Recommendations: Content freshness (FAST Search Server 2010 for SharePoint)

FAST Search Server 2010

Applies to: FAST Search Server 2010

Topic Last Modified: 2011-09-29

This article describes our recommendations for achieving content freshness in a Microsoft FAST Search Server 2010 for SharePoint environment. For a complete recommendations overview, refer to Performance and capacity recommendations (FAST Search Server 2010 for SharePoint).

Content freshness depends on how fast your deployment can crawl and process content. You should first perform some benchmark testing of your deployment to determine how long it takes to crawl, process and index content, and then evaluate whether it interferes with your target user response times.

If you want to increase the content freshness you have the following options:

  • You can scale out the indexing connector. For more information about how to increase content freshness by redundancy, refer to Recommendations: Redundancy and availability (FAST Search Server 2010 for SharePoint).

  • If you are using the FAST Search Content SSA, you can increase the number of concurrent crawling requests.

    The Content SSA is based on a content pull approach, where the length of each crawl cycle determines the average time to discover changed content that must be indexed. You can increase the number of concurrent requests that the crawler generates when it crawls using crawler impact rules. The more concurrent requests, the faster you crawl. What you want to achieve is that all changes in the content repositories result in a re-indexed document. As long as you dimension the connector to be able to catch all updates, the load on the item processing and indexing will not increase even if you reduce the time that is required to crawl all content sources. For more information about crawler impact rules, refer to Manage crawler impact rules (FAST Search Server 2010 for SharePoint).
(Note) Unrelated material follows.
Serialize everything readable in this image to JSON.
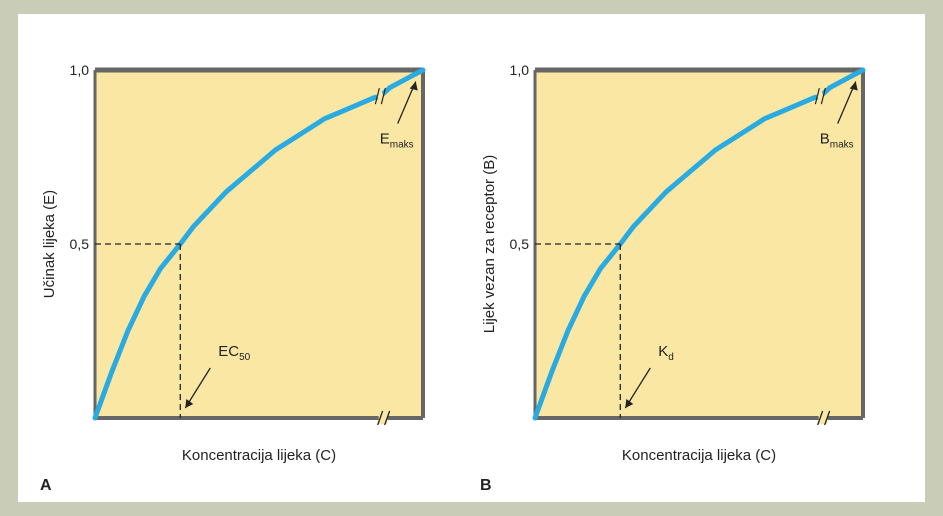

  • You can deploy the item processing component to all servers in your deployment to minimize the overhead related to document format parsing and extraction of searchable content and metadata. Crawling performance is mainly determined by the item processing capacity. Therefore, it is important that you deploy the item processing components in a way that utilizes spare CPU capacity across all servers.

    For the item processing component, do not deploy more than 20 item processors (<document-processor processes=”20” /> in deployment.xml).